Creepy dolls (and creepy kids)
Boy is this one overused. Resident Evil: Village, Condemned 2: Bloodshot, Layers of Fear, Fatal Frame 2: Crimson Butterfly; the list goes on and on. We get it; a doll can be a creepy thing. It’s got that whole uncanny valley thing going, and it takes something that should be innocent and makes it anything but. Yet by now, they have to be the most clichéd piece of horror iconography out there. To this you can also add creepy little girls in Victorian clothing, creepy little girls that take liberal inspiration from that one in The Ring, and creepy little girls singing a song with weird lyrics or humming an out-of-tune melody. Oh, and that thing where you’ll come across a child’s drawing of something really sinister rendered in crayon. Man, that’s annoying.
Insane Asylums
Ah yes, the good old-fashioned insane asylum. Is it a gothic monstrosity that looks more like Dracula’s summer house than a medical facility? Yup. Are the halls filled with overturned wheelchairs, filthy gurneys, and messages scribbled in blood? You betcha.

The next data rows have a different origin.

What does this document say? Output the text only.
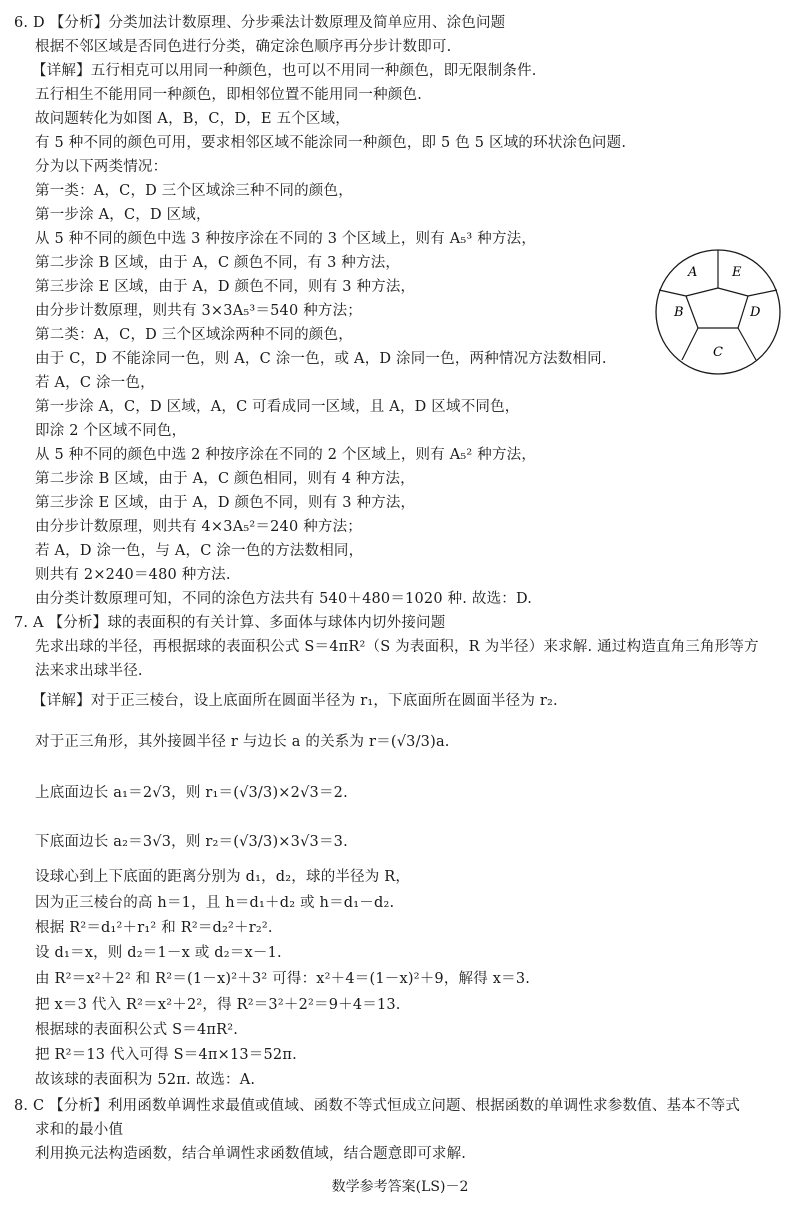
6. D 【分析】分类加法计数原理、分步乘法计数原理及简单应用、涂色问题
根据不邻区域是否同色进行分类，确定涂色顺序再分步计数即可.
【详解】五行相克可以用同一种颜色，也可以不用同一种颜色，即无限制条件.
五行相生不能用同一种颜色，即相邻位置不能用同一种颜色.
故问题转化为如图 A，B，C，D，E 五个区域，
有 5 种不同的颜色可用，要求相邻区域不能涂同一种颜色，即 5 色 5 区域的环状涂色问题.
分为以下两类情况：
第一类：A，C，D 三个区域涂三种不同的颜色，
第一步涂 A，C，D 区域，
从 5 种不同的颜色中选 3 种按序涂在不同的 3 个区域上，则有 A₅³ 种方法，
第二步涂 B 区域，由于 A，C 颜色不同，有 3 种方法，
第三步涂 E 区域，由于 A，D 颜色不同，则有 3 种方法，
由分步计数原理，则共有 3×3A₅³＝540 种方法；
第二类：A，C，D 三个区域涂两种不同的颜色，
由于 C，D 不能涂同一色，则 A，C 涂一色，或 A，D 涂同一色，两种情况方法数相同.
若 A，C 涂一色，
第一步涂 A，C，D 区域，A，C 可看成同一区域，且 A，D 区域不同色，
即涂 2 个区域不同色，
从 5 种不同的颜色中选 2 种按序涂在不同的 2 个区域上，则有 A₅² 种方法，
第二步涂 B 区域，由于 A，C 颜色相同，则有 4 种方法，
第三步涂 E 区域，由于 A，D 颜色不同，则有 3 种方法，
由分步计数原理，则共有 4×3A₅²＝240 种方法；
若 A，D 涂一色，与 A，C 涂一色的方法数相同，
则共有 2×240＝480 种方法.
由分类计数原理可知，不同的涂色方法共有 540＋480＝1020 种. 故选：D.
7. A 【分析】球的表面积的有关计算、多面体与球体内切外接问题
先求出球的半径，再根据球的表面积公式 S＝4πR²（S 为表面积，R 为半径）来求解. 通过构造直角三角形等方
法来求出球半径.
【详解】对于正三棱台，设上底面所在圆面半径为 r₁，下底面所在圆面半径为 r₂.
对于正三角形，其外接圆半径 r 与边长 a 的关系为 r＝(√3/3)a.
上底面边长 a₁＝2√3，则 r₁＝(√3/3)×2√3＝2.
下底面边长 a₂＝3√3，则 r₂＝(√3/3)×3√3＝3.
设球心到上下底面的距离分别为 d₁，d₂，球的半径为 R，
因为正三棱台的高 h＝1，且 h＝d₁＋d₂ 或 h＝d₁－d₂.
根据 R²＝d₁²＋r₁² 和 R²＝d₂²＋r₂².
设 d₁＝x，则 d₂＝1－x 或 d₂＝x－1.
由 R²＝x²＋2² 和 R²＝(1－x)²＋3² 可得：x²＋4＝(1－x)²＋9，解得 x＝3.
把 x＝3 代入 R²＝x²＋2²，得 R²＝3²＋2²＝9＋4＝13.
根据球的表面积公式 S＝4πR².
把 R²＝13 代入可得 S＝4π×13＝52π.
故该球的表面积为 52π. 故选：A.
8. C 【分析】利用函数单调性求最值或值域、函数不等式恒成立问题、根据函数的单调性求参数值、基本不等式
求和的最小值
利用换元法构造函数，结合单调性求函数值域，结合题意即可求解.
A	E
B	D
C
数学参考答案(LS)－2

Are the doctors performing twisted experiments on the patients? Do you even have to ask?! There’s only one environment more clichéd than a mental institution in a horror game, and that’s…
Sewer Levels
Horror protagonists seem to spend more time wading through crap than content moderators on social media. That’s not to say there haven’t been some good uses of sewers. Silent Hill 3 and Lost in Vivo both managed to deliver memorable (and terrifying) experiences with them. But for every one of these, you get a Silent Hill: Homecoming or a Resident Evil 2: Remake, where sewers are just used as filler to pad out the game’s length. Come on, game devs; you can do better than this.
The Resident Evil Bioweapon plot
Yeesh, here’s an absolute stinker to finish this list off. While the Resident Evil series has successfully reinvented itself several times in the gameplay department over the years, story-wise it’s barely moved an inch since 1996. For there is only one Resident Evil plot, repeated ad nauseum; place becomes infected with a bioweapon, cartoonish villains strut about giving evil speeches, there’s an underground lab for the final level and a big explosion at the end. Rinse and repeat. Sure, ‘evil science gone wrong’ is a lazy setup that many horror games use, but Capcom’s near-religious sticking to formula deserves particular singling out. Give us a new horror theme, please! Ghosts, aliens, psychological horror; anything that doesn’t involve the Umbrella Corporation for once.